Introduction To The World Of Chess
The game of chess is a recreational activity that involves two people competing on a board game. Chess is undoubtedly one of the world’s most popular board games, as shown by its official organizational structure and huge involvement in competitive events.
The objective of the chess game is to capture the opponent’s king, using the chess pieces assigned to the player. Checkmate, which is a term used to describe a captured king, is when the king cannot be positioned anywhere to defend itself.
A player can also resign and relinquish the chess game to the opponent if the former does not to pursue the game any further, in which the latter wins the game.
HISTORY OF CHESS
The history of chess spans over 1500 years. The earliest predecessor of the game probably originated in India, before the 6th century AD; a minority of historians believe the game originated in China. From India, the game spread to Persia. When the Arabs conquered Persia, chess was taken up by the Muslim world and subsequently spread to Southern Europe. In Europe, chess evolved into roughly its current form in the 15th century. The “Romantic Era of Chess” was the predominant chess playing style down to the 1880s. It was characterized by swashbuckling attacks, clever combinations, brash piece sacrifices and dynamic games. Winning was secondary to winning with style. These games were focused more on artistic expression, rather than technical mastery or long-term planning. The Romantic era of play was followed by the Scientific, Hypermodern, and New Dynamism eras.

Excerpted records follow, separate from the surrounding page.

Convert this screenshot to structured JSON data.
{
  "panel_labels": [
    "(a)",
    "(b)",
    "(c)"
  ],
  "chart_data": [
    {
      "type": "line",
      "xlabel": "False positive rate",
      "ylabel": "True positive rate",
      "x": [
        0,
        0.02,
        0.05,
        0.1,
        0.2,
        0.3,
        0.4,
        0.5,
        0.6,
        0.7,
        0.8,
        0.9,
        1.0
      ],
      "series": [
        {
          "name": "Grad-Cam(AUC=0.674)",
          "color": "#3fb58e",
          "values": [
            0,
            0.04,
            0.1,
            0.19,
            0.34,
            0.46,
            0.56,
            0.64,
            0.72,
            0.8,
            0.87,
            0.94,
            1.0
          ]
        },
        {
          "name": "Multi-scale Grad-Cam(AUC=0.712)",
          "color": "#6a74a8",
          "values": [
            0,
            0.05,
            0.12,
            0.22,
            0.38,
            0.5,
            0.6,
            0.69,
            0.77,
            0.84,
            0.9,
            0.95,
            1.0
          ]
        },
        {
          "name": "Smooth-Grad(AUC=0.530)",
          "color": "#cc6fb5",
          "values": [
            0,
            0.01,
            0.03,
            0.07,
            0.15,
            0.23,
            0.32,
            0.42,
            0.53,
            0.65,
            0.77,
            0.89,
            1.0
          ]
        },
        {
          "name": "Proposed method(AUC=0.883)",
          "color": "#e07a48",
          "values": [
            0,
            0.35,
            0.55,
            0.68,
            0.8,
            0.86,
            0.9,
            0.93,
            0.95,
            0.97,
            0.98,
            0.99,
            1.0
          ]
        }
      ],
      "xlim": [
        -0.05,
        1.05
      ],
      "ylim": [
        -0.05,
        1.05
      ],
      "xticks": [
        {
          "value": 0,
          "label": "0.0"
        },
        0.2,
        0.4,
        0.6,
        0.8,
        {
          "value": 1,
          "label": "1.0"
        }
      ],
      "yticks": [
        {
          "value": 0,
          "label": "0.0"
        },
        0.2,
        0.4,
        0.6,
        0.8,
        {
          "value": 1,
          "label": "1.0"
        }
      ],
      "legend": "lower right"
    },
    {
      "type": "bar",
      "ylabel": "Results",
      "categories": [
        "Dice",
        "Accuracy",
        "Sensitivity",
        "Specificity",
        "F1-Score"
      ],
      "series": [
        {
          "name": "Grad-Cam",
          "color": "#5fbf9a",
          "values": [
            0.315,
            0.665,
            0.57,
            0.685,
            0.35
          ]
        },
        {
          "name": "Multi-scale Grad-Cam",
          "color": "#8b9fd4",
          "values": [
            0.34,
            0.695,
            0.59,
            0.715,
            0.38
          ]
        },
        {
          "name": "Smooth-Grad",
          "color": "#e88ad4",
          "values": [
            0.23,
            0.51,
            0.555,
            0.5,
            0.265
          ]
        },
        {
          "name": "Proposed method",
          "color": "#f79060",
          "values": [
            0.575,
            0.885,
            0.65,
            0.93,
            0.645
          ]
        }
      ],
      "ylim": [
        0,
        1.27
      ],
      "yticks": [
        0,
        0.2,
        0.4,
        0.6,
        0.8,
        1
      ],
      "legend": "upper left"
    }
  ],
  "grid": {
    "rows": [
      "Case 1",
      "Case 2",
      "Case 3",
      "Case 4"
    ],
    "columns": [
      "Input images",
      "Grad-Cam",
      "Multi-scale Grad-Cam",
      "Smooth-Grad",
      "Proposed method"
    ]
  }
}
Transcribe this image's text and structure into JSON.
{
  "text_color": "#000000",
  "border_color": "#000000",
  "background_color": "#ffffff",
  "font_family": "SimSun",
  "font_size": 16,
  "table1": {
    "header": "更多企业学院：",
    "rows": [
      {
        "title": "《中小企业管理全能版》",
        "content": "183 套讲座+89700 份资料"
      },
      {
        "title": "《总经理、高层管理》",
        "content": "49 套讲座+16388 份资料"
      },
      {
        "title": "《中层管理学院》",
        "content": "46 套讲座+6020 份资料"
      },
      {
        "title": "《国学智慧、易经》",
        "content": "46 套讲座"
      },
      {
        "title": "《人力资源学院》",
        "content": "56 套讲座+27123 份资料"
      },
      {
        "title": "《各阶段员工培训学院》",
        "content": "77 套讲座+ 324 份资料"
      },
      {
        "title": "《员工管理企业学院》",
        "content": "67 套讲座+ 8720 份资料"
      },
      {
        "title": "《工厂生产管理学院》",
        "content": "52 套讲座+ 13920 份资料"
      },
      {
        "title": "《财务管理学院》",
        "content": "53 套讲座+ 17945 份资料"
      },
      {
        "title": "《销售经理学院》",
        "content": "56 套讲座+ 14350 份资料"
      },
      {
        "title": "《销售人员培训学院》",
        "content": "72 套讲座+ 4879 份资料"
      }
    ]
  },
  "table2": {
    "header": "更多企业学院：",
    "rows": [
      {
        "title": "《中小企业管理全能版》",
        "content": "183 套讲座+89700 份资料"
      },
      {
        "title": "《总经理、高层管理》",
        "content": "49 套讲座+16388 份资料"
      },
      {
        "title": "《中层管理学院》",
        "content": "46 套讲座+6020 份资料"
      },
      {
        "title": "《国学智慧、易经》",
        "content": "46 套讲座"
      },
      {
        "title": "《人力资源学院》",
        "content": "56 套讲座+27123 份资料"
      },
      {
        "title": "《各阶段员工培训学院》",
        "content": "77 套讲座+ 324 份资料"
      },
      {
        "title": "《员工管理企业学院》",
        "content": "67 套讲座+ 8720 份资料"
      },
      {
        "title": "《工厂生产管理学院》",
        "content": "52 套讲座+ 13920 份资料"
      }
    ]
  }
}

In the second half of the 19th century, modern chess tournament play began, and the first World Chess Championship was held in 1886. The 20th century saw great leaps forward in chess theory and the establishment of the World Chess Federation (FIDE). Developments in the 21st century include use of computers for analysis, which originated in the 1970s with the first programmed chess games on the market. Online gaming appeared in the mid-1990s.
MODERN COMPETITIVE CHESS
Competitive chess became visible in 1834, and the 1851 London Chess tournament raised concerns about the time taken by the players to deliberate their moves. On recording time it was found that players often took hours to analyze moves, and one player took as much as two hours and 20 minutes to think over a single move at the London tournament. The following years saw the development of speed chess, five-minute chess and the most popular variant, a version allowing a bank of time to each player in which to play a previously agreed number of moves, e.g. two hours for 30 moves. In the final variant, the player who made the predetermined number of moves in the agreed time received additional time budget for his next moves. Penalties for exceeding a time limit came in form of fines and forfeiture. Since fines were easy to bear for professional players, forfeiture became the only effective penalty; this added “lost on time” to the traditional means of losing such as checkmate and resigning.
In 1861 the first time limits, using sandglasses, were employed in a tournament match at Bristol, England. The sandglasses were later replaced by pendulums. Modern clocks, consisting of two parallel timers with a small button for a player to press after completing a move, were later employed to aid the players. A tiny latch called a flag further helped settle arguments over players exceeding time limit at the turn of the 19th century.
Another problem that arose in competitive chess was when adjourning a game for a meal break or overnight. The player who moved last before adjournment would be at a disadvantage, as the other player would have a long period to analyze before having to make a reply when the game was resumed. Preventing access to a chess set to work out moves during the adjournment would not stop him from analyzing the position in his head. Various strange ideas were attempted, but the eventual solution was the “sealed move”. The final move before adjournment is not made on the board but instead is written on a piece of paper which the referee seals in an envelope and keeps safe. When the game is continued after adjournment, the referee makes the sealed move and the players resume.